IFUS market Update. Seems the wild climate change, weather driven drought that is causing the need for a new low cost super healthy IFUS livestock feed source, has now turned into a disaster in SD killing 60,000 cattle from a record blizzard. Hard to grow anything in the way of new livestock feed in this kind of weather.

http://www.chicagotribune.com/news/sns-rt-us-usa-cattle-blizzard-20131008,0,3341315.story

(Reuters) - Disaster aid will be slow to come for South Dakota ranchers who lost as many as 60,000 head of cattle during an historic blizzard over the weekend, industry officials said on Tuesday.

Cattle died of hypothermia or suffocated under snowdrifts after a "perfect storm" brought rain, then record snowfall and strong winds to the portion of the state west of the Missouri River, said Silvia Christen, executive director of the South Dakota Stockgrowers Association.

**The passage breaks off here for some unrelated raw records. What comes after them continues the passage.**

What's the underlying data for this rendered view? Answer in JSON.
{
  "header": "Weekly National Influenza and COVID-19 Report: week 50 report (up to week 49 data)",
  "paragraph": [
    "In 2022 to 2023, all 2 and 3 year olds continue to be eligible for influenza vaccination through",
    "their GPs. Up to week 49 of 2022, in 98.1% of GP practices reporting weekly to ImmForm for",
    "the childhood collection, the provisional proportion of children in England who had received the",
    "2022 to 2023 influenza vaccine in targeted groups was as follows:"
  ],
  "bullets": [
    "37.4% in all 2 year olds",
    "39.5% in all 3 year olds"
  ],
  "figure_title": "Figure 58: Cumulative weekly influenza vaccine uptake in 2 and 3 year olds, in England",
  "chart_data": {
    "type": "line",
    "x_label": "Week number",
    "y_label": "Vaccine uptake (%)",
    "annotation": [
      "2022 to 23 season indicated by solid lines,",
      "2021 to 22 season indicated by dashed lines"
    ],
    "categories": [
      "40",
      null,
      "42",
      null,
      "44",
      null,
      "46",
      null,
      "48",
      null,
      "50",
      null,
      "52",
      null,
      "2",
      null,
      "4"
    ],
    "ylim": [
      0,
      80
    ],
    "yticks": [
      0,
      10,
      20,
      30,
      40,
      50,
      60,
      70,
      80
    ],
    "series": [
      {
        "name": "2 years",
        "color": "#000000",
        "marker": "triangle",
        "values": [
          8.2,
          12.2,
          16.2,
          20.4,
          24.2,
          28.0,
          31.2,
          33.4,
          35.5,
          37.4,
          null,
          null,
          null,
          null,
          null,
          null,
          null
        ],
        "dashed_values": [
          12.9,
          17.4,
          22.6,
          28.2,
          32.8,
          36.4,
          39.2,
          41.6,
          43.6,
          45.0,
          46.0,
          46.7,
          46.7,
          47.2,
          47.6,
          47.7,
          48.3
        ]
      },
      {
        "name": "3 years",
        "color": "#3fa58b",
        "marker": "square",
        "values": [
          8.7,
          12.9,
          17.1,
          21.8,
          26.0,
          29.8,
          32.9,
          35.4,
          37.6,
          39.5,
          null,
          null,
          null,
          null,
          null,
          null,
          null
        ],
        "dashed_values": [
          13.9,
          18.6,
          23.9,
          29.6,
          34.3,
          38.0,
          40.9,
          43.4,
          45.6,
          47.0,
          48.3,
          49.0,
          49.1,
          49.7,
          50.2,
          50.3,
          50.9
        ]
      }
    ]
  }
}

"It's anyone's guess how drastic this loss will be. The cattle were soaked to the bone. Then the wind and really heavy snow started - it just clung to them and weighed them down," Christen said.

"Many of them just dropped where they were walking," she said, adding that at least 5 percent of the roughly 1.2 million cattle in the western third of South Dakota likely perished.

South Dakota is the sixth largest U.S. cattle producer with about 3.8 million head. The United States has about 89 million head of cattle - its smallest herd in 61 years.


"In Rapid City, in the west-central part of the state, 19 inches of snow fell smashing a nearly 100-year old record for accumulation in October, according to the National Weather Service.'

"For the cattle, the storms came too early in the season for the animals to grow their heavier winter coats. Many of the dead included young calves ready to be marketed as well as cows pregnant with calves that would have been born in the spring."